Principle 5: Deterministic skill / extension model
- Skills are code-reviewed, signed, and sandboxed — not community YAML that runs arbitrary commands.
- Skills execute in isolated containers/processes with explicitly declared capabilities.
- No self-extending: the agent cannot write and execute new code at runtime without human approval through an out-of-band channel.
- Skill registry with cryptographic attestation, not a wiki anyone can edit.

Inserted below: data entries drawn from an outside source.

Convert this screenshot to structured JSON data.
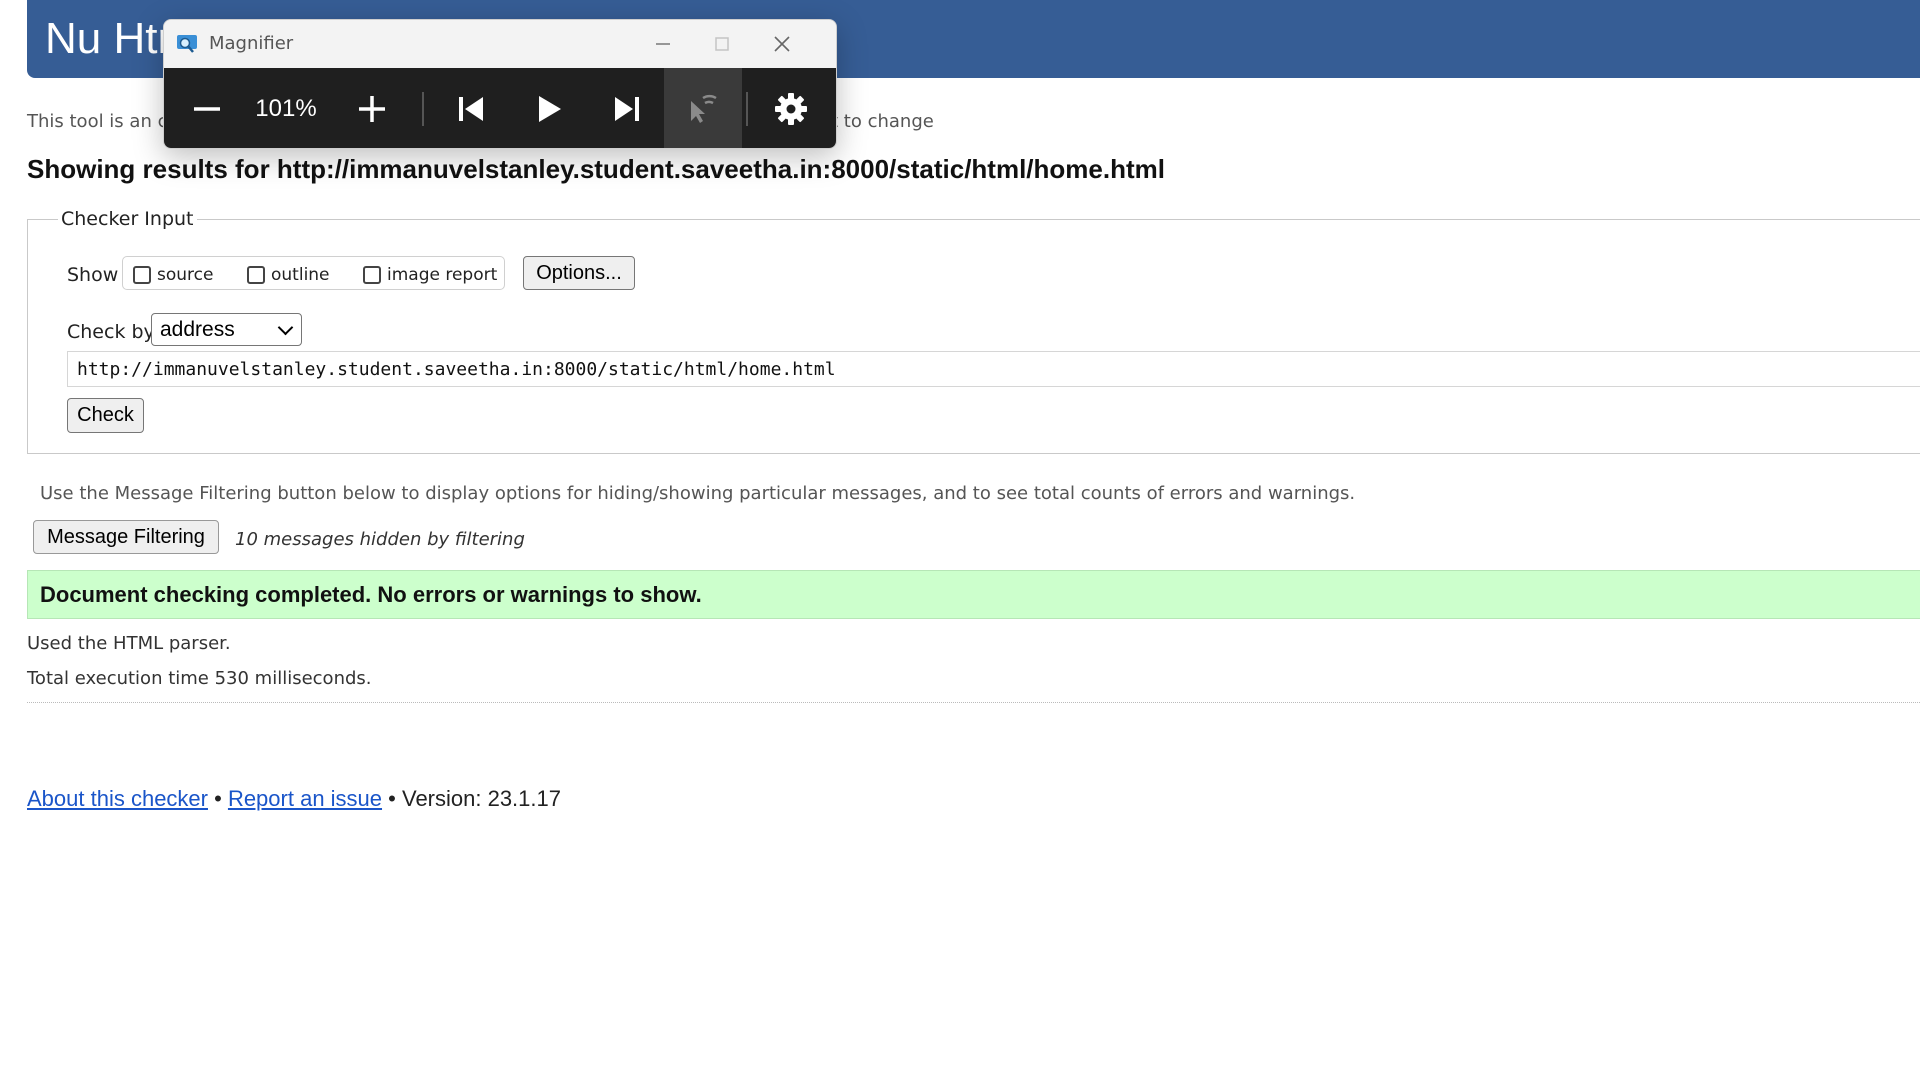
{
  "header": {
    "title": "Nu Html Checker"
  },
  "intro": {
    "visible_start": "This tool is an c",
    "visible_end": "t to change"
  },
  "results": {
    "heading": "Showing results for http://immanuvelstanley.student.saveetha.in:8000/static/html/home.html"
  },
  "checker_input": {
    "legend": "Checker Input",
    "show_label": "Show",
    "checkboxes": [
      {
        "label": "source",
        "checked": false
      },
      {
        "label": "outline",
        "checked": false
      },
      {
        "label": "image report",
        "checked": false
      }
    ],
    "options_button": "Options...",
    "check_by_label": "Check by",
    "check_by_value": "address",
    "url_value": "http://immanuvelstanley.student.saveetha.in:8000/static/html/home.html",
    "check_button": "Check"
  },
  "filtering": {
    "hint": "Use the Message Filtering button below to display options for hiding/showing particular messages, and to see total counts of errors and warnings.",
    "button": "Message Filtering",
    "hidden_count": "10 messages hidden by filtering"
  },
  "status": {
    "success": "Document checking completed. No errors or warnings to show.",
    "parser": "Used the HTML parser.",
    "execution_time": "Total execution time 530 milliseconds."
  },
  "footer": {
    "about_link": "About this checker",
    "separator": "•",
    "report_link": "Report an issue",
    "version": "Version: 23.1.17"
  },
  "magnifier": {
    "title": "Magnifier",
    "zoom_level": "101%",
    "icons": [
      "zoom-out-icon",
      "zoom-in-icon",
      "skip-previous-icon",
      "play-icon",
      "skip-next-icon",
      "read-from-here-icon",
      "settings-icon"
    ]
  },
  "colors": {
    "header_bg": "#365d95",
    "success_bg": "#ccffcc",
    "link": "#1a55c9",
    "magnifier_toolbar": "#1f1f1f"
  }
}
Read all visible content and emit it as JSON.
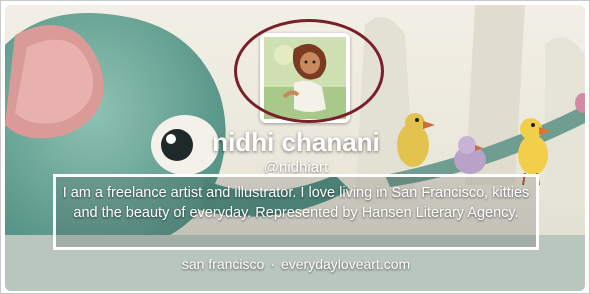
{
  "profile": {
    "name": "nidhi chanani",
    "handle": "@nidhiart",
    "bio": "I am a freelance artist and illustrator. I love living in San Francisco, kitties and the beauty of everyday. Represented by Hansen Literary Agency.",
    "location": "san francisco",
    "separator": "·",
    "url": "everydayloveart.com"
  },
  "colors": {
    "highlight_ellipse": "#7a1e2a",
    "highlight_box": "#ffffff"
  },
  "icons": {
    "avatar": "illustrated-girl-avatar"
  }
}
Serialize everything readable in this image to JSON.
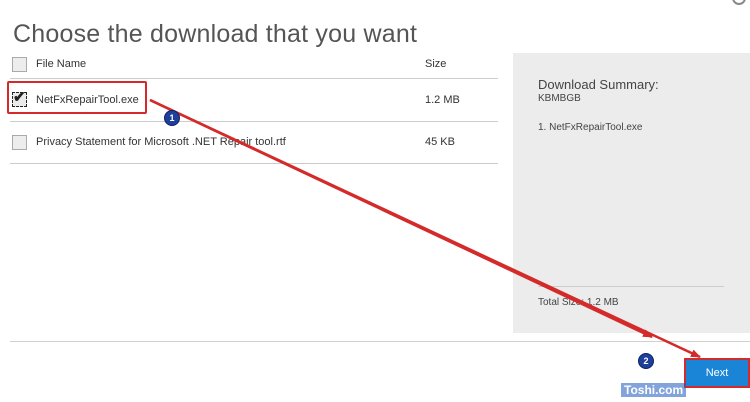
{
  "page": {
    "title": "Choose the download that you want"
  },
  "table": {
    "header": {
      "file_name": "File Name",
      "size": "Size"
    },
    "rows": [
      {
        "name": "NetFxRepairTool.exe",
        "size": "1.2 MB",
        "checked": true
      },
      {
        "name": "Privacy Statement for Microsoft .NET Repair tool.rtf",
        "size": "45 KB",
        "checked": false
      }
    ]
  },
  "summary": {
    "title": "Download Summary:",
    "subtitle": "KBMBGB",
    "items": [
      "1. NetFxRepairTool.exe"
    ],
    "total": "Total Size: 1.2 MB"
  },
  "buttons": {
    "next": "Next"
  },
  "annotations": {
    "badge1": "1",
    "badge2": "2",
    "watermark": "Toshi.com"
  },
  "colors": {
    "accent": "#1a85d6",
    "annotation_red": "#d42a2a",
    "badge_blue": "#1e3f9a",
    "summary_bg": "#ececec"
  },
  "icons": {
    "checkbox_checked": "check-mark-icon",
    "settings_corner": "partial-circle-icon"
  }
}
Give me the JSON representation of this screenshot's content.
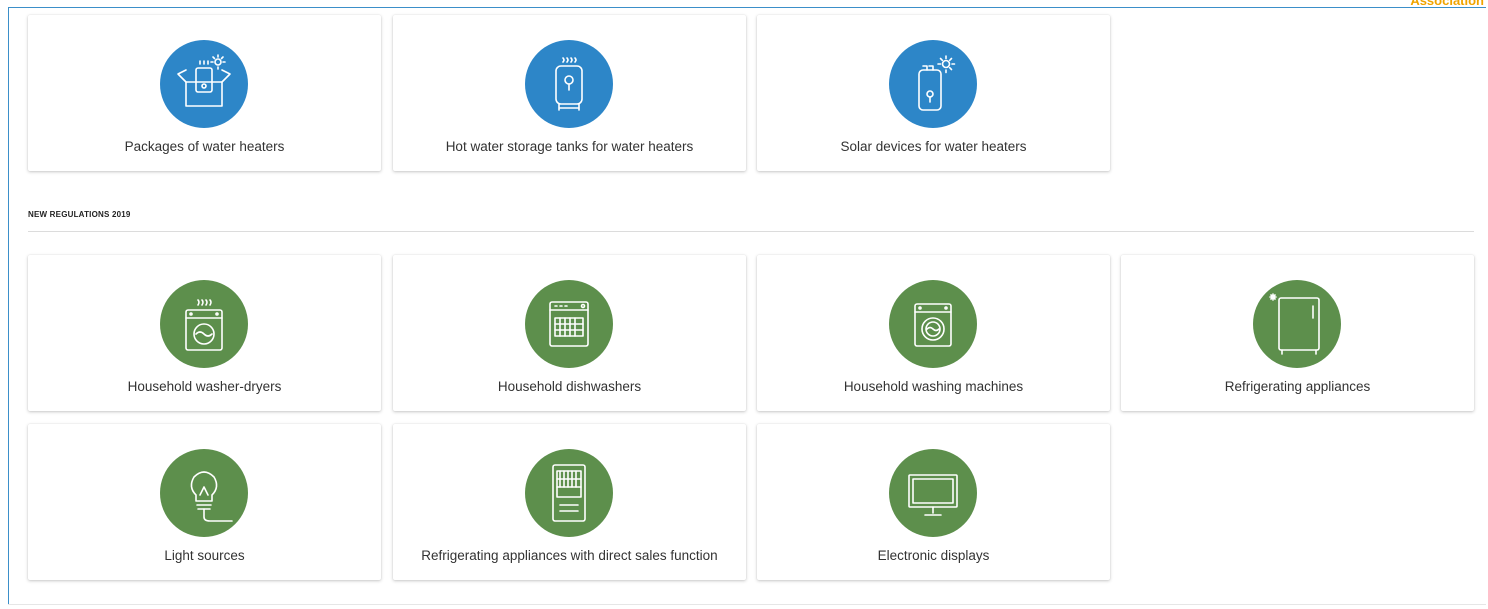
{
  "brand": {
    "text": "Association"
  },
  "top_cards": [
    {
      "label": "Packages of water heaters",
      "icon": "water-heater-package-icon",
      "color": "#2d86c8"
    },
    {
      "label": "Hot water storage tanks for water heaters",
      "icon": "hot-water-tank-icon",
      "color": "#2d86c8"
    },
    {
      "label": "Solar devices for water heaters",
      "icon": "solar-water-heater-icon",
      "color": "#2d86c8"
    }
  ],
  "section": {
    "title": "NEW REGULATIONS 2019",
    "cards": [
      {
        "label": "Household washer-dryers",
        "icon": "washer-dryer-icon",
        "color": "#5d8f4c"
      },
      {
        "label": "Household dishwashers",
        "icon": "dishwasher-icon",
        "color": "#5d8f4c"
      },
      {
        "label": "Household washing machines",
        "icon": "washing-machine-icon",
        "color": "#5d8f4c"
      },
      {
        "label": "Refrigerating appliances",
        "icon": "refrigerator-icon",
        "color": "#5d8f4c"
      },
      {
        "label": "Light sources",
        "icon": "light-bulb-icon",
        "color": "#5d8f4c"
      },
      {
        "label": "Refrigerating appliances with direct sales function",
        "icon": "display-cabinet-icon",
        "color": "#5d8f4c"
      },
      {
        "label": "Electronic displays",
        "icon": "monitor-icon",
        "color": "#5d8f4c"
      }
    ]
  }
}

Principle 6: Decentralized by design
- Each user runs their own agent instance with their own trust boundary.
- No shared runtime, no shared memory, no shared credentials.
- Coordination between agents happens via message passing with verified identities, not shared process space.
- This is the mycelial model: autonomous nodes communicating through defined interfaces, not a centralized gateway.
The core insight
OpenClaw proved that people desperately want autonomous AI agents. The demand is real. But its architecture treats security as a configuration problem (“just set the right flags”) rather than a structural one.
Bike4Mind CLI's opportunity: deliver the same autonomy with security as an architectural property, not a configuration option.
The web server isn't just unnecessary — it's the symptom of a design philosophy that treats the agent as a service to be exposed rather than a capability to be contained. An agent that coordinates via local IPC, connects outbound-only, quarantines untrusted input, and enforces hard execution boundaries can be just as powerful without being a sitting duck.